Elle mit quelques secondes à prendre la main qu’il lui tendait. Un dicton affirmait que la valeur d’un homme se devinait à sa poignée de main et celui-ci était de toute évidence en pleine confiance de soi car la sienne était ferme et chaude.
- Eva travaille depuis à peu près neuf ans en tant qu’assistante de direction et me reportait. Elle continuera dans la mesure où j'aurai encore besoin de ces services sur mes missions de président du comité de direction, mais elle sera avant tout votre assistante personnelle.
- Mlle Aguilar, enchanté. dit German Baxter
Sa voix était grave, chaude et sensuelle. Elle lui sourit timidement, mais aucun son n’arrivait à franchir la barrière de ses lèvres. Jude de son côté se leva et tendit sa main par dessus le bureau.
- Jude Lowel, coordinatrice informatique. Enchantée et bienvenu chez Bouchard.
- Merci Mlle Lowel. dit-il en lui rendant sa poignée de main et son sourire
- Votre PC est maintenant opérationnel, vous avez accès à tous nos logiciels. Il vous suffira d’ouvrir votre premier mail et de suivre la procédure pour l’application des mots de passe. N’hésitez pas à m’appeler si vous avez besoin de quoi que ce soit.

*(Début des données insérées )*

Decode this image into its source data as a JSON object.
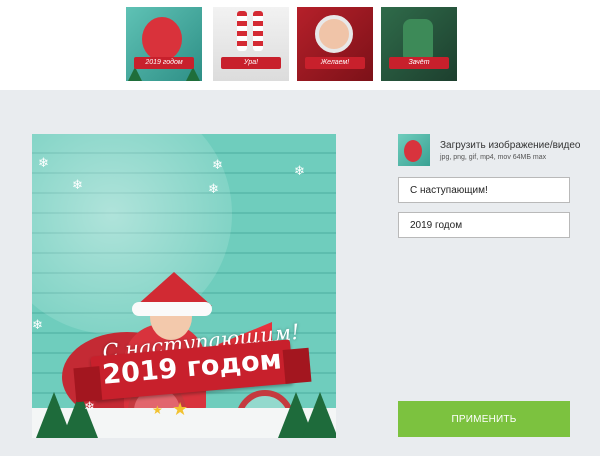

Sur ces mots, Jude sortie de la pièce suivie du regard par German Baxter. Jude, moulée dans sa petite jupe noire et chaussée de ses grandes bottes à talons hauts contrastait avec l’allure d’Eva qui ne se montrait pas à son avantage dans ses habits trop larges. Eva s’ébroua mentalement, d’où lui venait cette réflexion ? Elle n’était pas là pour être agréable à contempler et ne le souhaitait surtout pas. Elle se remit donc en mode professionnel et prit le téléphone portable posé sur le bureau en chêne pour le tendre à German Baxter.
- Votre téléphone M. Baxter, vous trouverez également à côté, sur votre bureau, vos cartes de visites. Je vous ai laissé les dossiers les plus importants dans la pochette rouge…
German Baxter remarqua le léger accent de sa nouvelle assistante sans arriver à en déceler l’origine.
- Quelle efficacité comme toujours ma chère Eva ! Dit M. Bouchard. Baxter, vous pouvez être sûr qu’avec elle rien ne traîne.
- Je vois cela, dit German Baxter en la dévisageant d’une façon qui mit Eva mal à l’aise
- Eva, avez-vous préparé la présentation sur les différents projets en cours que je vous avais demandé ?
Eva détacha son regard de celui de German Baxter qui la fixait d’un air curieux.
- Oui, M. Bouchard, la présentation est prête à être lancée dans la salle de réunion.
- Parfait, Baxter si vous voulez bien me suivre, je vous fais la présentation et ensuite, nous irons faire le tour des ateliers.
- Merci Mlle Aguilar, à plus tard, dit German sur un demi-sourire en se demandant ce qu’une fille comme elle, a priori peu intéressée par son style vestimentaire pouvait bien faire dans le milieu de la mode.
Les deux hommes prirent donc le chemin de la salle de réunion. Une fois hors de vue, Jude accourut dans le bureau d’Eva.
- Trop canon le nouveau patron, je crois que je ne pourrais rien lui refuser. Je ne sais pas comment tu vas réussir à te concentrer avec ce dieu grec sous les yeux toute la journée !
- Je crois que je m’en accommoderais. Lui répondit Eva avec un sourire narquois.
- Comment fais-tu pour être aussi insensible ? Tu devrais rentrer dans les ordres ma vieille !
- Ici, c’est le boulot et pas question de se laisser distraire même par le charmant physique du patron.
- Ah, tu vois qu’il est charmant !!
- Allez Jude, j’ai du boulot et toi aussi.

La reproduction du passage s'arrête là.